Using redlounge. Didn’t really have to modify it much except for the aforementioned img shortcode. I did have some problems with pagination, but it might have been caused by me using ‘weird’ path (blog2). In the end, I just hacked to build URLs by hand:

&#123;&#123; if $paginator.HasPrev }}
<a href="{{ .Site.BaseURL }}/page/{{ add $paginator.PageNumber -1 }}" class="prev">Prev</a>
{{ end }} 

Comments

Hooked up Disqus for new comments, wrote yet another Python script to extract old comments from the XML file and append them to the posts they were belonging to.

Other

Some other minor issues I ran into were:

  • tables - for some reason they were not converted correctly.
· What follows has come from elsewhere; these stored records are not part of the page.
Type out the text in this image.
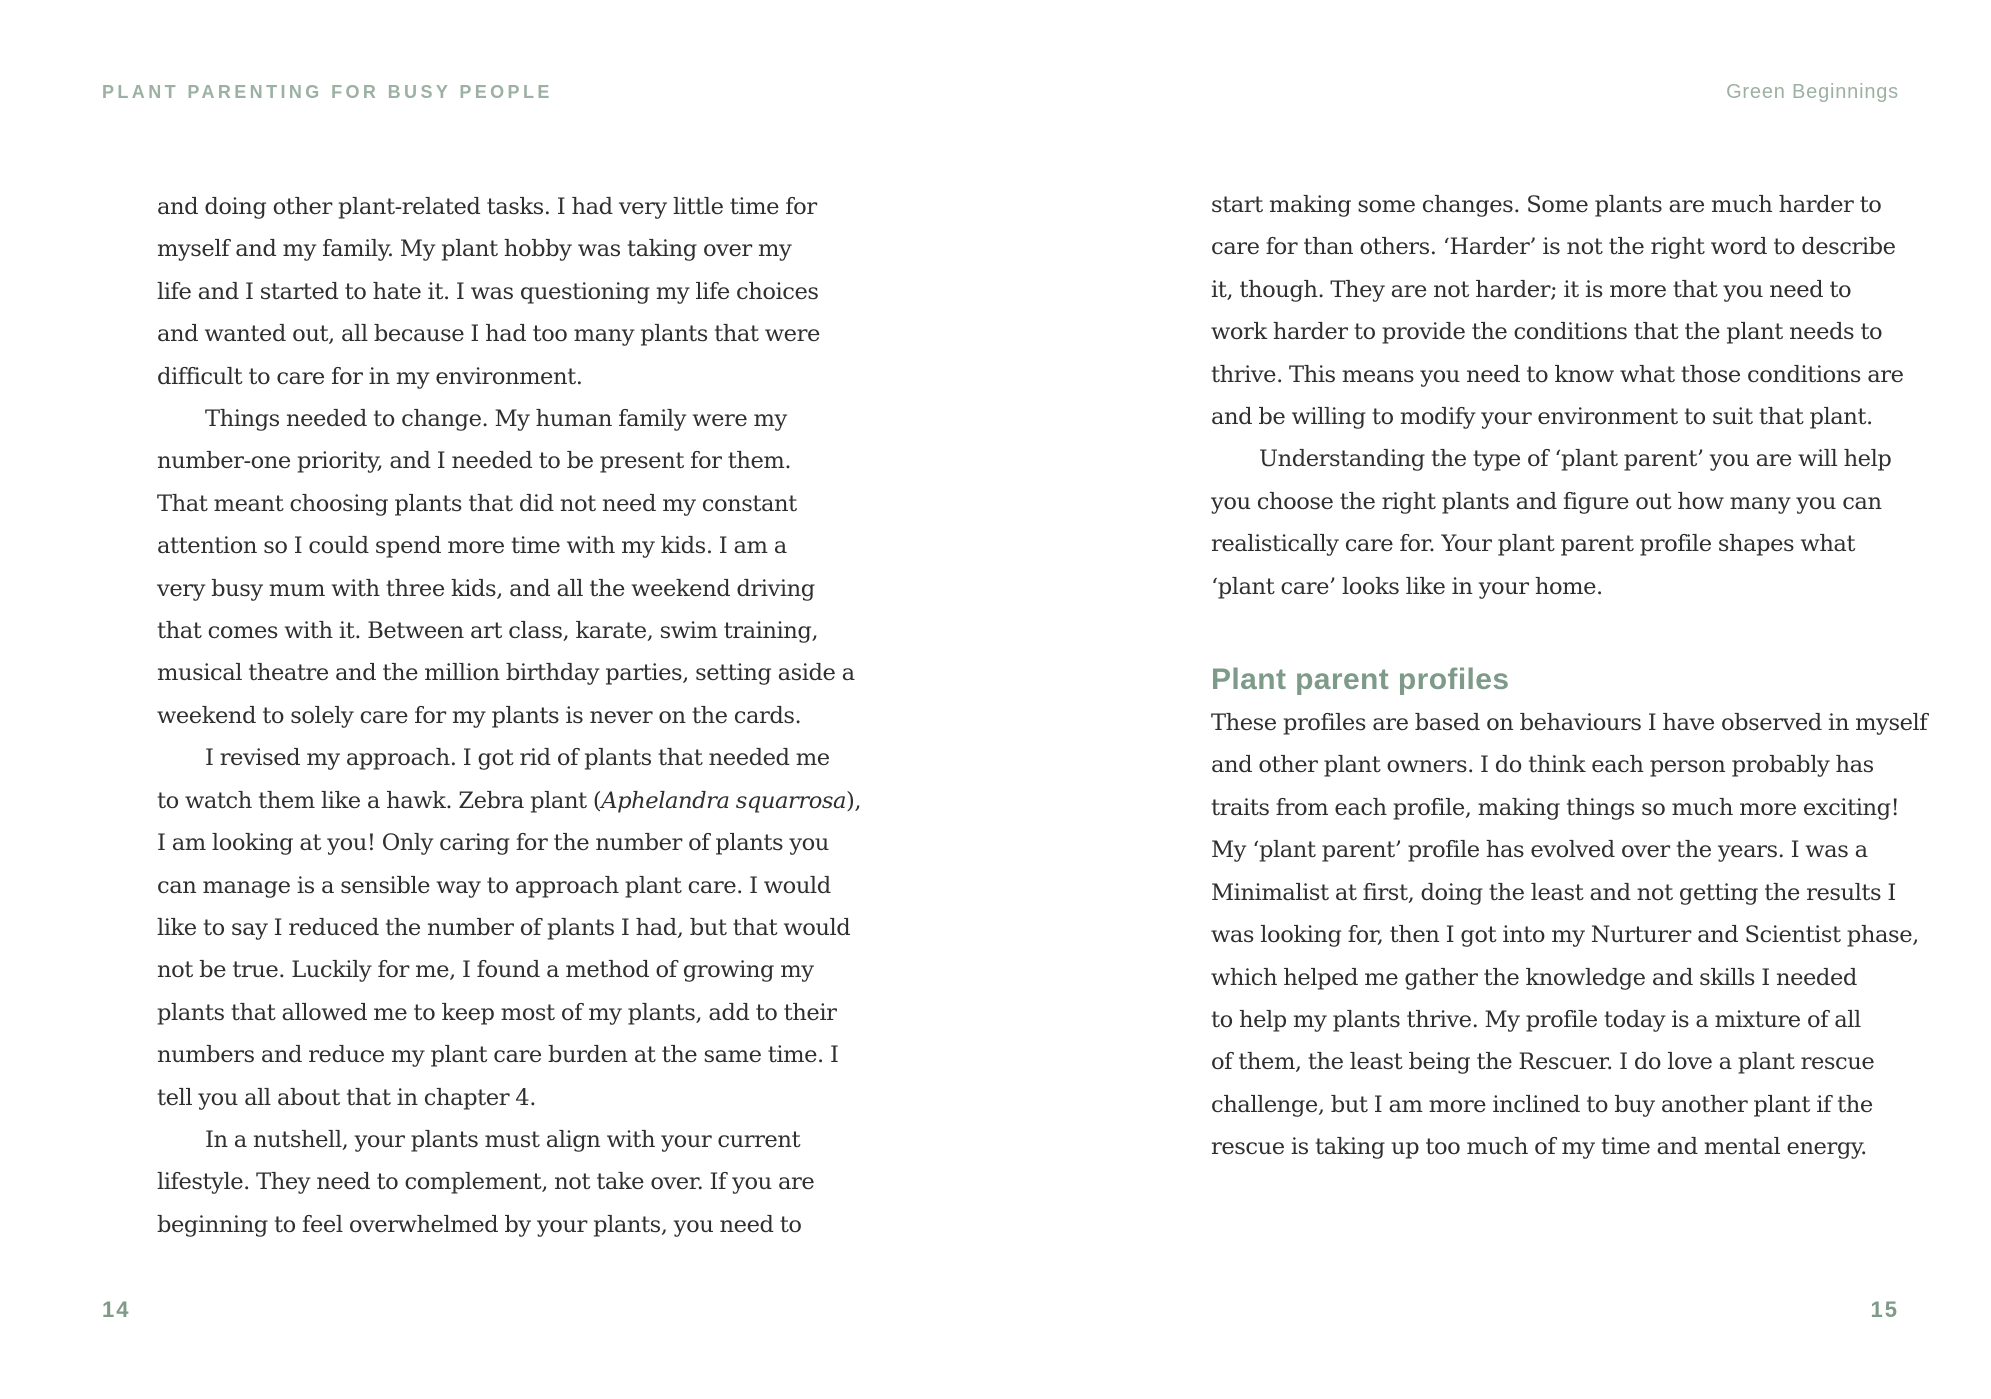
PLANT PARENTING FOR BUSY PEOPLE	Green Beginnings
and doing other plant-related tasks. I had very little time for
myself and my family. My plant hobby was taking over my
life and I started to hate it. I was questioning my life choices
and wanted out, all because I had too many plants that were
difficult to care for in my environment.
Things needed to change. My human family were my
number-one priority, and I needed to be present for them.
That meant choosing plants that did not need my constant
attention so I could spend more time with my kids. I am a
very busy mum with three kids, and all the weekend driving
that comes with it. Between art class, karate, swim training,
musical theatre and the million birthday parties, setting aside a
weekend to solely care for my plants is never on the cards.
I revised my approach. I got rid of plants that needed me
to watch them like a hawk. Zebra plant (Aphelandra squarrosa),
I am looking at you! Only caring for the number of plants you
can manage is a sensible way to approach plant care. I would
like to say I reduced the number of plants I had, but that would
not be true. Luckily for me, I found a method of growing my
plants that allowed me to keep most of my plants, add to their
numbers and reduce my plant care burden at the same time. I
tell you all about that in chapter 4.
In a nutshell, your plants must align with your current
lifestyle. They need to complement, not take over. If you are
beginning to feel overwhelmed by your plants, you need to
start making some changes. Some plants are much harder to
care for than others. ‘Harder’ is not the right word to describe
it, though. They are not harder; it is more that you need to
work harder to provide the conditions that the plant needs to
thrive. This means you need to know what those conditions are
and be willing to modify your environment to suit that plant.
Understanding the type of ‘plant parent’ you are will help
you choose the right plants and figure out how many you can
realistically care for. Your plant parent profile shapes what
‘plant care’ looks like in your home.
Plant parent profiles
These profiles are based on behaviours I have observed in myself
and other plant owners. I do think each person probably has
traits from each profile, making things so much more exciting!
My ‘plant parent’ profile has evolved over the years. I was a
Minimalist at first, doing the least and not getting the results I
was looking for, then I got into my Nurturer and Scientist phase,
which helped me gather the knowledge and skills I needed
to help my plants thrive. My profile today is a mixture of all
of them, the least being the Rescuer. I do love a plant rescue
challenge, but I am more inclined to buy another plant if the
rescue is taking up too much of my time and mental energy.
14	15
Luckily, I don’t use them much, so just fixed them manually
  • fractions - Black Friday - a markdown processor that Hugo uses converts numbers like 5/8 to fraction automatically (58) and by default. Can be disabled in your config.toml (fractions=false) [caveat: doesn’t apply to ½, ¾ & ¼]

Hugo

I’m pretty happy with Hugo, it’s easy to use and well documented. Local server + live preview + hot reload is great, means I don’t even need any fancy Markdown editor, I just edit my posts in any text editor and keep an eye on the preview in my browser.